Programming Model

A client app interacts with a Solana cluster by sending it transactions with one or more instructions. The Solana runtime passes those instructions to user-contributed programs. An instruction might, for example, tell a program to transfer lamports from one account to another or create an interactive contract that governs how lamports are transfered. Instructions are executed atomically. If any instruction is invalid, any changes made within the transaction are discarded.

Deploying Programs to a Cluster

SDK tools

As shown in the diagram above a client creates a program and compiles it to an ELF shared object containing BPF bytecode and sends it to the Solana cluster. The cluster stores the program locally and makes it available to clients via a program ID. The program ID is a public key generated by the client and is used to reference the program in subsequent transactions.
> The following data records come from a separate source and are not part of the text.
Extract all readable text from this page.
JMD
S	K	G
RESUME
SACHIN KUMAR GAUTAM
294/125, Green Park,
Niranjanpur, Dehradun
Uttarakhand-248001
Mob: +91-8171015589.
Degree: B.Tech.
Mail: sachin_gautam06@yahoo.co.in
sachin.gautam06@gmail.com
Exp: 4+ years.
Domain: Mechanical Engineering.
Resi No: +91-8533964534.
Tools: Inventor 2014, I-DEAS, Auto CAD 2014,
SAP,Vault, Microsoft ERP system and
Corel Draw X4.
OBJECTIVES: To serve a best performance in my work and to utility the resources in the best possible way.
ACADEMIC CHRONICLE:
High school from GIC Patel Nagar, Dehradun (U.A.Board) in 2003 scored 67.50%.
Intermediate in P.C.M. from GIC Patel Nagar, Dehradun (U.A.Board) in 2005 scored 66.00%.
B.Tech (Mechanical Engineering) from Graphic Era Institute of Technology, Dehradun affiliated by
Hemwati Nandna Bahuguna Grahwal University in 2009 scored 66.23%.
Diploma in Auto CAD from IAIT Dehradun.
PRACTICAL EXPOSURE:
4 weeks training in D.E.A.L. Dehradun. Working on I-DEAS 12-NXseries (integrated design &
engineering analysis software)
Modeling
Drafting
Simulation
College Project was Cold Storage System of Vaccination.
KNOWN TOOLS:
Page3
A program may be written in any programming language that can target the Berkley Packet Filter (BPF) safe execution environment. The Solana SDK offers the best support for C programs, which is compiled to BPF using the LLVM compiler infrastructure.

Storing State between Transactions

If the program needs to store state between transactions, it does so using accounts. Accounts are similar to files in operating systems such as Linux. Like a file, an account may hold arbitrary data and that data persists beyond the lifetime of a program. Also like a file, an account includes metadata that tells the runtime who is allowed to access the data and how. Unlike a file, the account includes metadata for the lifetime of the file. That lifetime is expressed in "tokens", which is a number of fractional native tokens, called lamports. Accounts are held in validator memory and pay "rent" to stay there. Each fullnode periodically scan all accounts and collects rent. Any account that drops to zero lamports is purged.

If an account is marked "executable", it will only be used by a loader to run programs. For example, a BPF-compiled program is marked executable and loaded by the BPF loader. No program is allowed to modify the contents of an executable account.

An account also includes "owner" metadata. The owner is a program ID. The runtime grants the program write access to the account if its ID matches the owner. If an account is not owned by a program, the program is permitted to read its data and credit the account.

In the same way that a Linux user uses a path to look up a file, a Solana client uses public keys to look up accounts. To create an account, the client generates a keypair and registers its public key using the CreateAccount instruction. Once registered, transactions reference account keys to grant programs access to accounts. The runtime grants programs read access by default. To grant write access, the client must either assign the account to a program or sign the transaction using the keypair's secret key. Since only the holder of the secret key can produce valid signatures matching the account's public key, the runtime recognizes the signature as authorization to modify account data or debit the account.

After the runtime executes each of the transaction's instructions, it uses the account metadata and transaction signatures to verify that none of the access rules were violated. If a program violates an access rule, the runtime discards all account changes made by all instructions and marks the transaction as failed.